# Importance of localized dilatation and distensibility in identifying determinants of thoracic aortic aneurysm with neural operators

**Authors:** David S. Li, Somdatta Goswami, Qianying Cao, Vivek Oommen, Roland Assi, Jay D. Humphrey, George E. Karniadakis

PMC · DOI: 10.1371/journal.pcbi.1013550 · PLOS Computational Biology · 2025-10-09

## TL;DR

This study shows that combining shape and mechanical data improves the identification of causes behind thoracic aortic aneurysms, potentially leading to better personalized treatments.

## Contribution

The study introduces a novel approach using neural operators to integrate dilatation and distensibility data for predicting TAA causes.

## Key findings

- Prediction errors are significantly lower when using both dilatation and distensibility data compared to dilatation alone.
- UNet is identified as the best-performing neural network architecture for this task.
- Full-field measurements of dilatation and distensibility are crucial for identifying the underlying pathologic mechanisms of TAAs.

## Abstract

Thoracic aortic aneurysms (TAAs) stem from diverse mechanical and mechanobiological disruptions to the aortic wall that can also increase the risk of dissection or rupture.
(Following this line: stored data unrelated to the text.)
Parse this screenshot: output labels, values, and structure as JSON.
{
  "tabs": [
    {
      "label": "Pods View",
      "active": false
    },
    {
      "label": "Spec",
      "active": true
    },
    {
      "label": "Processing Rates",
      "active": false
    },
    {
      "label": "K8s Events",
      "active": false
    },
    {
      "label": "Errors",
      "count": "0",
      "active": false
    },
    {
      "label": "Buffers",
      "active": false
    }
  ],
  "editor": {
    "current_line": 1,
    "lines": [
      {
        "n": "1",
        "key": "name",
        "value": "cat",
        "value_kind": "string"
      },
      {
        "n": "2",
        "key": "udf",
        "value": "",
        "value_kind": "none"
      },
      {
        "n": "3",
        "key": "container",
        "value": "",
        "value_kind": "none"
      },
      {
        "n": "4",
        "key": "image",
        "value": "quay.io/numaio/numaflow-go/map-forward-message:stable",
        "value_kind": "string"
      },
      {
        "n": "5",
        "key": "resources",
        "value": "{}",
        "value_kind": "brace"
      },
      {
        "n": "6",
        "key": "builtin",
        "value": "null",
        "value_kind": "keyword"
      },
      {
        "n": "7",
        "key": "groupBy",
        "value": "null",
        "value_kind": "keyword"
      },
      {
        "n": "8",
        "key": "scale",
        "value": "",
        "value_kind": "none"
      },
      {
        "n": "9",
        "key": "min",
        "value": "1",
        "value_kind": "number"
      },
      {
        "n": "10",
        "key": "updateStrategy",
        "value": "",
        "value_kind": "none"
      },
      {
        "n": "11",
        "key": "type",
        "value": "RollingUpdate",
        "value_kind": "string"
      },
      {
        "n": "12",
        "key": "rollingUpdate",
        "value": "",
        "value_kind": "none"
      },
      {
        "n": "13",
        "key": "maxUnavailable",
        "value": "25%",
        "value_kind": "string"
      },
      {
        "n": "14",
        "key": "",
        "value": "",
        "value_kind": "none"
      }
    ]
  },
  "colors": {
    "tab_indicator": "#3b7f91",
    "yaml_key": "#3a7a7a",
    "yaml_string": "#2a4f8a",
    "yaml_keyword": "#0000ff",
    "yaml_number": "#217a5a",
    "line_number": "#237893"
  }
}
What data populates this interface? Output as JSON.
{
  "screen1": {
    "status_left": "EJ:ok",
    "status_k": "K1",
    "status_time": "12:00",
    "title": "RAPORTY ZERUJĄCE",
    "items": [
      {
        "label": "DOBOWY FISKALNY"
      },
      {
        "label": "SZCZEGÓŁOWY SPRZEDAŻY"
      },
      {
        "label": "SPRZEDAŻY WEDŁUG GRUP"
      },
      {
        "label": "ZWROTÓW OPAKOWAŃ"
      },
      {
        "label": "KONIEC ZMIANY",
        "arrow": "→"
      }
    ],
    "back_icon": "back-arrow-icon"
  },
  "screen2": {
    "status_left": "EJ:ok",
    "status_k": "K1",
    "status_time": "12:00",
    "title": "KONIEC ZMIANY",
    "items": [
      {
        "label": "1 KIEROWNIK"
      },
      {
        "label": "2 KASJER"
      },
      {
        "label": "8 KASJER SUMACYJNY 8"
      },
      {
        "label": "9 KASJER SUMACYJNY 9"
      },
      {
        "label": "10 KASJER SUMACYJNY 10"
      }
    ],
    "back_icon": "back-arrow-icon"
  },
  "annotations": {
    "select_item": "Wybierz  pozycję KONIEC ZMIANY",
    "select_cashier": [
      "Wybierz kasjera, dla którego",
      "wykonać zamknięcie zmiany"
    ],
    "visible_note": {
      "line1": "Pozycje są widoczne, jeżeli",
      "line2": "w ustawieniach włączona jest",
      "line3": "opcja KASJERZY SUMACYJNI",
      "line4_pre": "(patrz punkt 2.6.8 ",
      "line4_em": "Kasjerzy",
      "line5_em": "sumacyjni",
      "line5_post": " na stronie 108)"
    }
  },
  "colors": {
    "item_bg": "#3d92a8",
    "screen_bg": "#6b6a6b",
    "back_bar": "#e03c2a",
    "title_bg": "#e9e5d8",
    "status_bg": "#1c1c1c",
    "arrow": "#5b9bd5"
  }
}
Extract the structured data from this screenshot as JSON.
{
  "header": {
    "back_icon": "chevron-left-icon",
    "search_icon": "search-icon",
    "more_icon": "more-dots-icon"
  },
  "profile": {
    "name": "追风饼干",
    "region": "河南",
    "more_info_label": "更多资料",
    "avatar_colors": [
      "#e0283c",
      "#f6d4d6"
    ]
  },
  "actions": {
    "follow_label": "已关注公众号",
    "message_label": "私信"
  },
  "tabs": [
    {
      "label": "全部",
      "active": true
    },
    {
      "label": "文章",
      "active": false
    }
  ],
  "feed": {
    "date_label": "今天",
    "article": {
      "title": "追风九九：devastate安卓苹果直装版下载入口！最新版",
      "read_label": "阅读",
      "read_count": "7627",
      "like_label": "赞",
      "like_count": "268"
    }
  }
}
There is increasing evidence that dysfunctions along the aortic mechanotransduction axis, including reduced integrity of elastic fibers and loss of cell-matrix connections, are particularly capable of causing thoracic aortopathy. Because different insults can produce distinct mechanical vulnerabilities, there is a pressing need to identify interacting factors that drive progression. In this work, we employ a finite element framework to generate synthetic TAAs arising from hundreds of heterogeneous insults that span a range of compromised elastic fiber integrity and cellular mechanosensing. From these simulations, we construct localized dilatation and distensibility maps throughout the aortic domain to serve as training data for neural network models to predict the initiating combined insult. Several candidate architectures (Deep Operator Networks, UNets, and Laplace Neural Operators) and input data formats are compared to establish a standard for handling future subject-specific information. We further quantify the predictive capability when networks are trained on geometric (dilatation) information alone, which mimics current clinical guidelines, versus training on both geometric and mechanical (distensibility) information. We show that prediction errors based on dilatation data are significantly higher than those based on dilatation and distensibility across all networks considered, highlighting the benefit of obtaining local distensibility measures in TAA assessment. Additionally, we identify UNet as the best-performing architecture across all training data formats. These findings demonstrate the importance of obtaining full-field measurements of both dilatation and distensibility in the aneurysmal aorta to identify the mechanobiological insults that drive disease progression, which will advance personalized treatment strategies that target the underlying pathologic mechanisms.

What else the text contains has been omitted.